Mesmo que seja esse o caso, sublinha Cortés, a DICJ tem poderes para exigir à Suncity ou a qualquer outra promotora informações sobre Lin Bing-wen, “se achar que os factos provados em tribunais são passíveis de afectar a idoneidade” da própria empresa ligada ao empresário de Taiwan. O PONTO FINAL perguntou à DICJ se Lin foi submetido ao processo de verificação de idoneidade e se o regulador liderado por Paulo Martins Chan planeava investigar a situação, mas não recebeu qualquer resposta.

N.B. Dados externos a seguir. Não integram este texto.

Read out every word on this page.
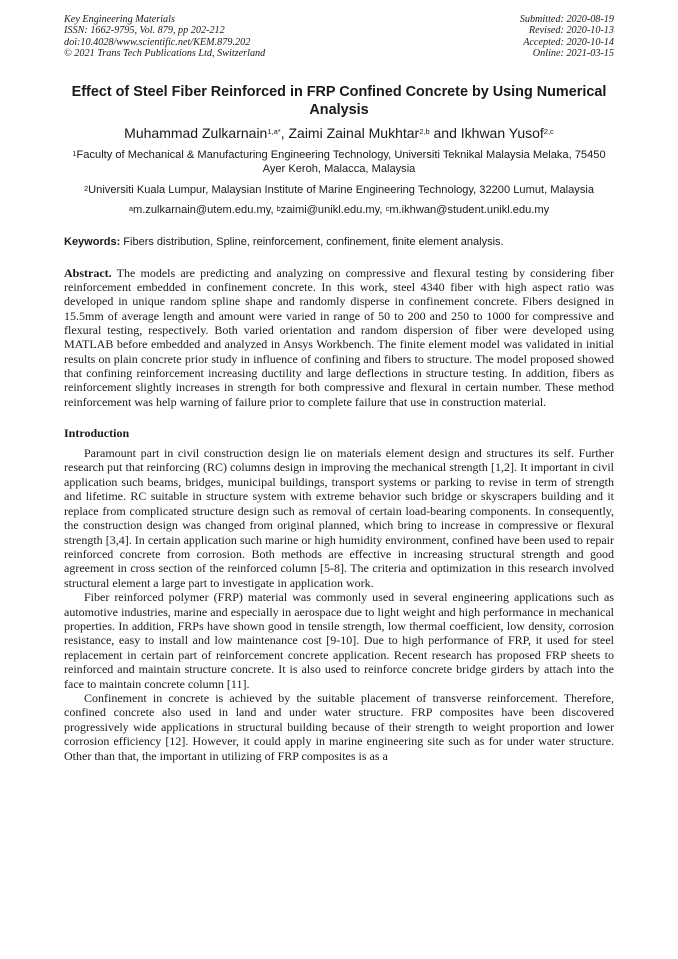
Key Engineering Materials
ISSN: 1662-9795, Vol. 879, pp 202-212
doi:10.4028/www.scientific.net/KEM.879.202
© 2021 Trans Tech Publications Ltd, Switzerland
Submitted: 2020-08-19
Revised: 2020-10-13
Accepted: 2020-10-14
Online: 2021-03-15
Effect of Steel Fiber Reinforced in FRP Confined Concrete by Using Numerical Analysis
Muhammad Zulkarnain$^{1,a*}$, Zaimi Zainal Mukhtar$^{2,b}$ and Ikhwan Yusof$^{2,c}$
$^1$Faculty of Mechanical & Manufacturing Engineering Technology, Universiti Teknikal Malaysia Melaka, 75450 Ayer Keroh, Malacca, Malaysia
$^2$Universiti Kuala Lumpur, Malaysian Institute of Marine Engineering Technology, 32200 Lumut, Malaysia
$^a$m.zulkarnain@utem.edu.my, $^b$zaimi@unikl.edu.my, $^c$m.ikhwan@student.unikl.edu.my
Keywords: Fibers distribution, Spline, reinforcement, confinement, finite element analysis.
Abstract. The models are predicting and analyzing on compressive and flexural testing by considering fiber reinforcement embedded in confinement concrete. In this work, steel 4340 fiber with high aspect ratio was developed in unique random spline shape and randomly disperse in confinement concrete. Fibers designed in 15.5mm of average length and amount were varied in range of 50 to 200 and 250 to 1000 for compressive and flexural testing, respectively. Both varied orientation and random dispersion of fiber were developed using MATLAB before embedded and analyzed in Ansys Workbench. The finite element model was validated in initial results on plain concrete prior study in influence of confining and fibers to structure. The model proposed showed that confining reinforcement increasing ductility and large deflections in structure testing. In addition, fibers as reinforcement slightly increases in strength for both compressive and flexural in certain number. These method reinforcement was help warning of failure prior to complete failure that use in construction material.
Introduction

Paramount part in civil construction design lie on materials element design and structures its self. Further research put that reinforcing (RC) columns design in improving the mechanical strength [1,2]. It important in civil application such beams, bridges, municipal buildings, transport systems or parking to revise in term of strength and lifetime. RC suitable in structure system with extreme behavior such bridge or skyscrapers building and it replace from complicated structure design such as removal of certain load-bearing components. In consequently, the construction design was changed from original planned, which bring to increase in compressive or flexural strength [3,4]. In certain application such marine or high humidity environment, confined have been used to repair reinforced concrete from corrosion. Both methods are effective in increasing structural strength and good agreement in cross section of the reinforced column [5-8]. The criteria and optimization in this research involved structural element a large part to investigate in application work.

Fiber reinforced polymer (FRP) material was commonly used in several engineering applications such as automotive industries, marine and especially in aerospace due to light weight and high performance in mechanical properties. In addition, FRPs have shown good in tensile strength, low thermal coefficient, low density, corrosion resistance, easy to install and low maintenance cost [9-10]. Due to high performance of FRP, it used for steel replacement in certain part of reinforcement concrete application. Recent research has proposed FRP sheets to reinforced and maintain structure concrete. It is also used to reinforce concrete bridge girders by attach into the face to maintain concrete column [11].

Confinement in concrete is achieved by the suitable placement of transverse reinforcement. Therefore, confined concrete also used in land and under water structure. FRP composites have been discovered progressively wide applications in structural building because of their strength to weight proportion and lower corrosion efficiency [12]. However, it could apply in marine engineering site such as for under water structure. Other than that, the important in utilizing of FRP composites is as a
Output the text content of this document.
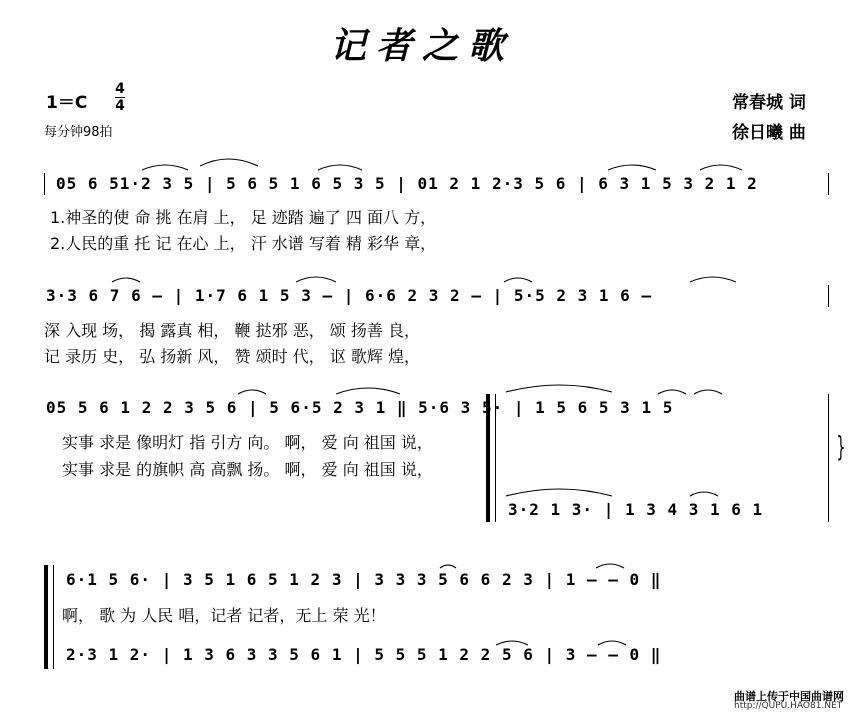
记者之歌
1＝C
4
4
每分钟98拍
常春城 词
徐日曦 曲
05 6 51·2 3 5 | 5 6 5 1 6 5 3 5 | 01 2 1 2·3 5 6 | 6 3 1 5 3 2 1 2
1.神圣的使 命 挑 在肩 上， 足 迹踏 遍了 四 面八 方，
2.人民的重 托 记 在心 上， 汗 水谱 写着 精 彩华 章，
3·3 6 7 6 — | 1·7 6 1 5 3 — | 6·6 2 3 2 — | 5·5 2 3 1 6 —
深 入现 场， 揭 露真 相， 鞭 挞邪 恶， 颂 扬善 良，
记 录历 史， 弘 扬新 风， 赞 颂时 代， 讴 歌辉 煌，
05 5 6 1 2 2 3 5 6 | 5 6·5 2 3 1 ‖ 5·6 3 5· | 1 5 6 5 3 1 5
实事 求是 像明灯 指 引方 向。 啊， 爱 向 祖国 说，
实事 求是 的旗帜 高 高飘 扬。 啊， 爱 向 祖国 说，
}
3·2 1 3· | 1 3 4 3 1 6 1
6·1 5 6· | 3 5 1 6 5 1 2 3 | 3 3 3 5 6 6 2 3 | 1 — — 0 ‖
啊， 歌 为 人民 唱，记者 记者，无上 荣 光！
2·3 1 2· | 1 3 6 3 3 5 6 1 | 5 5 5 1 2 2 5 6 | 3 — — 0 ‖
曲谱上传于中国曲谱网
http://QUPU.HAO81.NET
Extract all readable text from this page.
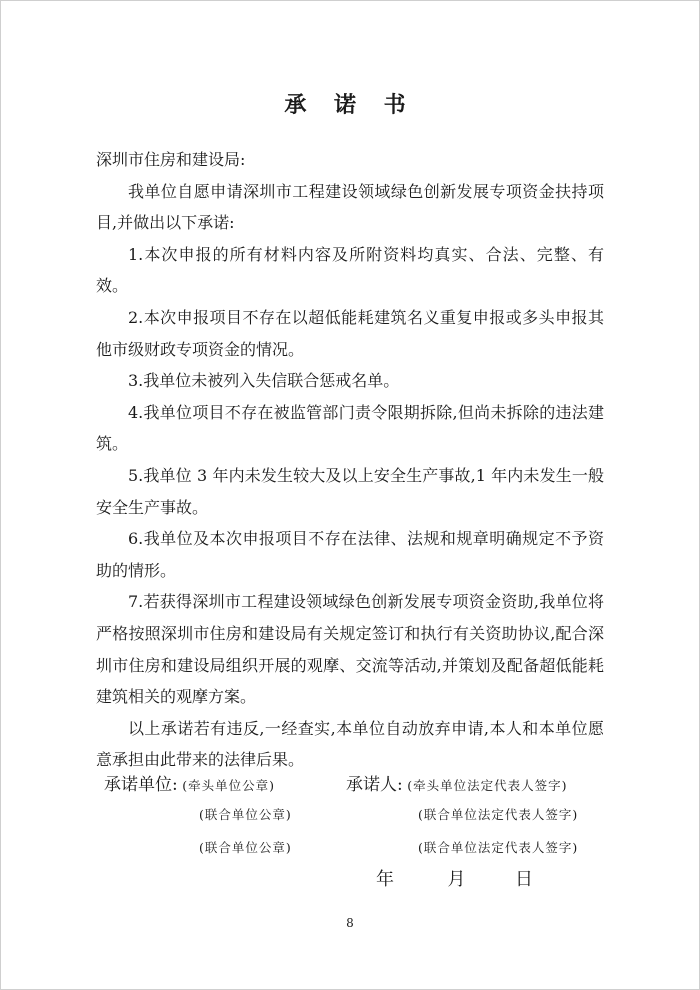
承 诺 书

深圳市住房和建设局:

我单位自愿申请深圳市工程建设领域绿色创新发展专项资金扶持项目,并做出以下承诺:

1.本次申报的所有材料内容及所附资料均真实、合法、完整、有效。

2.本次申报项目不存在以超低能耗建筑名义重复申报或多头申报其他市级财政专项资金的情况。

3.我单位未被列入失信联合惩戒名单。

4.我单位项目不存在被监管部门责令限期拆除,但尚未拆除的违法建筑。

5.我单位 3 年内未发生较大及以上安全生产事故,1 年内未发生一般安全生产事故。

6.我单位及本次申报项目不存在法律、法规和规章明确规定不予资助的情形。

7.若获得深圳市工程建设领域绿色创新发展专项资金资助,我单位将严格按照深圳市住房和建设局有关规定签订和执行有关资助协议,配合深圳市住房和建设局组织开展的观摩、交流等活动,并策划及配备超低能耗建筑相关的观摩方案。

以上承诺若有违反,一经查实,本单位自动放弃申请,本人和本单位愿意承担由此带来的法律后果。

承诺单位: (牵头单位公章)	承诺人: (牵头单位法定代表人签字)
(联合单位公章)	(联合单位法定代表人签字)
(联合单位公章)	(联合单位法定代表人签字)
年	月	日
8
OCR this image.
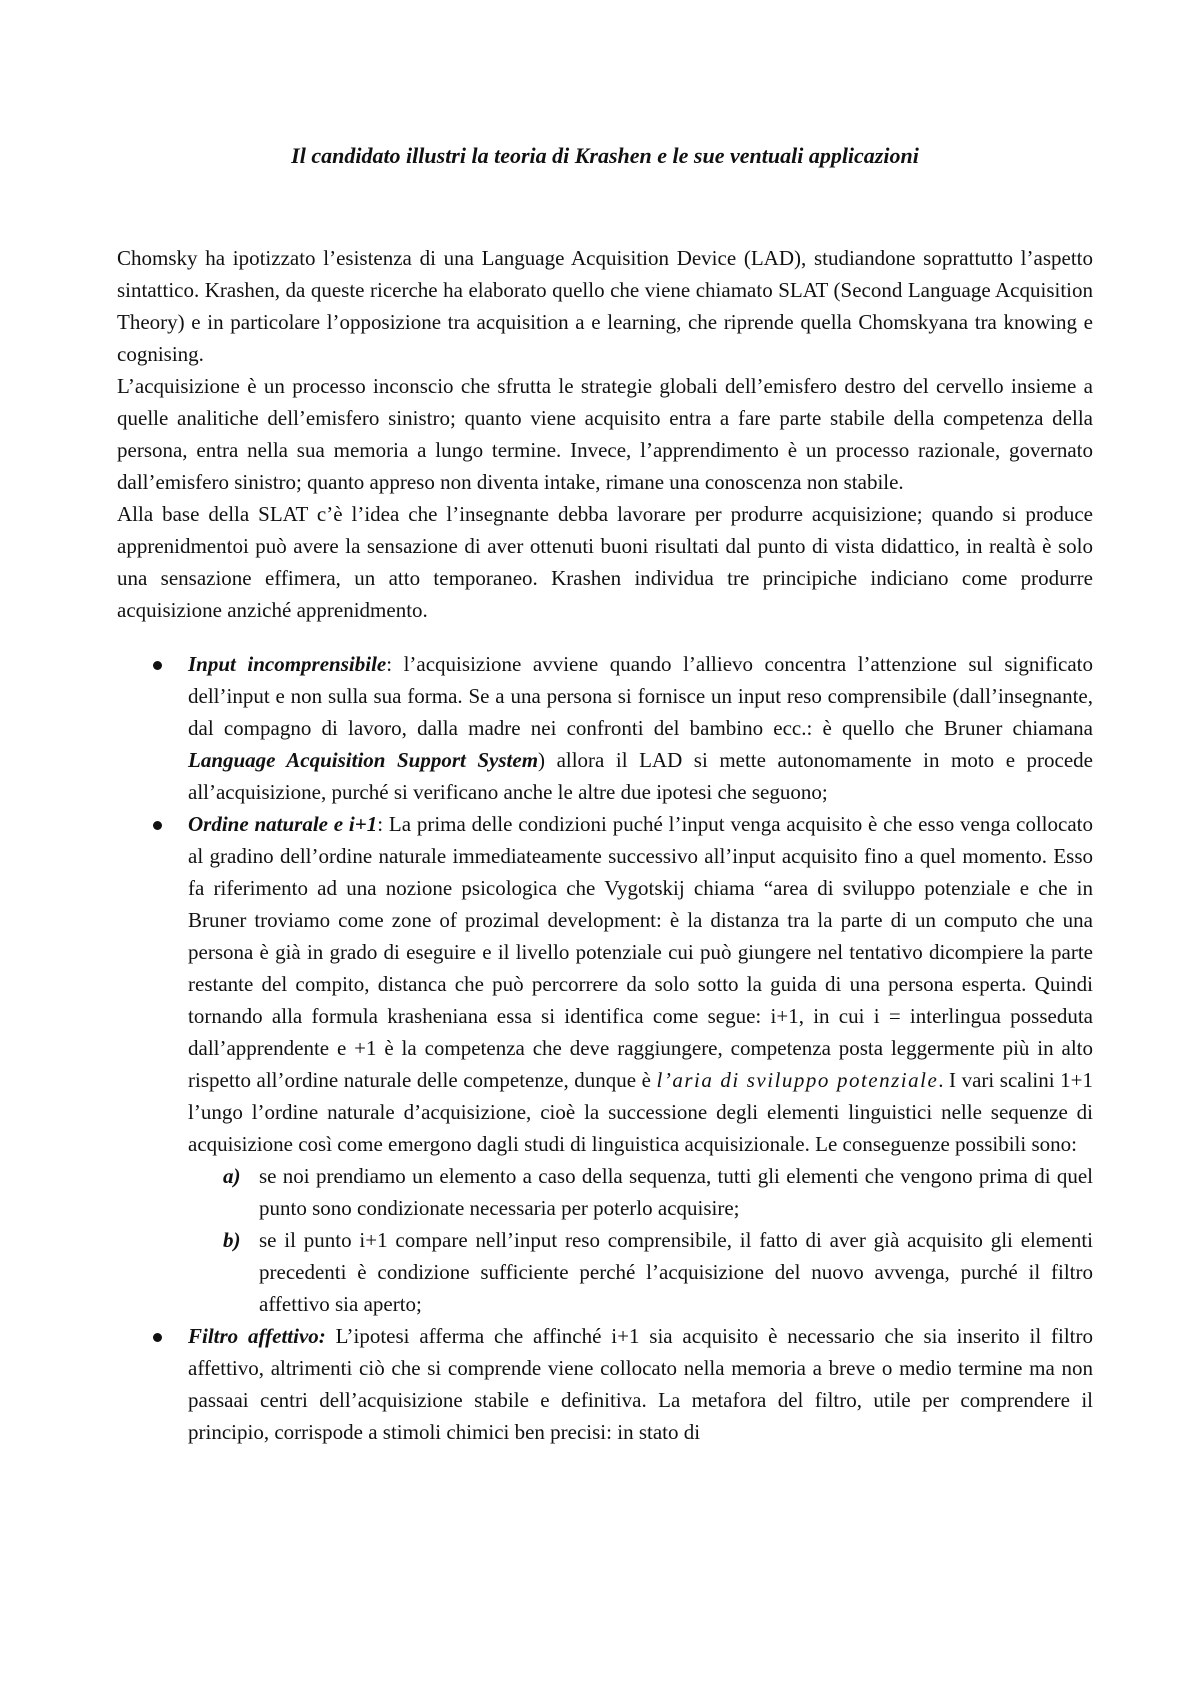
Il candidato illustri la teoria di Krashen e le sue ventuali applicazioni

Chomsky ha ipotizzato l’esistenza di una Language Acquisition Device (LAD), studiandone soprattutto l’aspetto sintattico. Krashen, da queste ricerche ha elaborato quello che viene chiamato SLAT (Second Language Acquisition Theory) e in particolare l’opposizione tra acquisition a e learning, che riprende quella Chomskyana tra knowing e cognising.

L’acquisizione è un processo inconscio che sfrutta le strategie globali dell’emisfero destro del cervello insieme a quelle analitiche dell’emisfero sinistro; quanto viene acquisito entra a fare parte stabile della competenza della persona, entra nella sua memoria a lungo termine. Invece, l’apprendimento è un processo razionale, governato dall’emisfero sinistro; quanto appreso non diventa intake, rimane una conoscenza non stabile.

Alla base della SLAT c’è l’idea che l’insegnante debba lavorare per produrre acquisizione; quando si produce apprenidmentoi può avere la sensazione di aver ottenuti buoni risultati dal punto di vista didattico, in realtà è solo una sensazione effimera, un atto temporaneo. Krashen individua tre principiche indiciano come produrre acquisizione anziché apprenidmento.

Input incomprensibile: l’acquisizione avviene quando l’allievo concentra l’attenzione sul significato dell’input e non sulla sua forma. Se a una persona si fornisce un input reso comprensibile (dall’insegnante, dal compagno di lavoro, dalla madre nei confronti del bambino ecc.: è quello che Bruner chiamana Language Acquisition Support System) allora il LAD si mette autonomamente in moto e procede all’acquisizione, purché si verificano anche le altre due ipotesi che seguono;
Ordine naturale e i+1: La prima delle condizioni puché l’input venga acquisito è che esso venga collocato al gradino dell’ordine naturale immediateamente successivo all’input acquisito fino a quel momento. Esso fa riferimento ad una nozione psicologica che Vygotskij chiama “area di sviluppo potenziale e che in Bruner troviamo come zone of prozimal development: è la distanza tra la parte di un computo che una persona è già in grado di eseguire e il livello potenziale cui può giungere nel tentativo dicompiere la parte restante del compito, distanca che può percorrere da solo sotto la guida di una persona esperta. Quindi tornando alla formula krasheniana essa si identifica come segue: i+1, in cui i = interlingua posseduta dall’apprendente e +1 è la competenza che deve raggiungere, competenza posta leggermente più in alto rispetto all’ordine naturale delle competenze, dunque è l’aria di sviluppo potenziale. I vari scalini 1+1 l’ungo l’ordine naturale d’acquisizione, cioè la successione degli elementi linguistici nelle sequenze di acquisizione così come emergono dagli studi di linguistica acquisizionale. Le conseguenze possibili sono:
a) se noi prendiamo un elemento a caso della sequenza, tutti gli elementi che vengono prima di quel punto sono condizionate necessaria per poterlo acquisire;
b) se il punto i+1 compare nell’input reso comprensibile, il fatto di aver già acquisito gli elementi precedenti è condizione sufficiente perché l’acquisizione del nuovo avvenga, purché il filtro affettivo sia aperto;
Filtro affettivo: L’ipotesi afferma che affinché i+1 sia acquisito è necessario che sia inserito il filtro affettivo, altrimenti ciò che si comprende viene collocato nella memoria a breve o medio termine ma non passaai centri dell’acquisizione stabile e definitiva. La metafora del filtro, utile per comprendere il principio, corrispode a stimoli chimici ben precisi: in stato di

Não é a primeira vez que o Venus Group se vê na ribalta, pelos piores motivos. Em Abril passado a empresa Lantai Digital Application Technology Co Ltd incluiu o promotor entre os parceiros de uma nova moeda virtual que seria lançada em Macau. O Venus Group emitiu na altura um comunicado a negar qualquer envolvimento no projecto, que acabou por levar a Polícia Judiciária (PJ) a deter um residente. A PJ disse então estar à procura de mais 10 suspeitos de fraude de crime organizado. O PONTO FINAL perguntou à PJ se houve qualquer evolução neste caso, mas não recebeu qualquer resposta.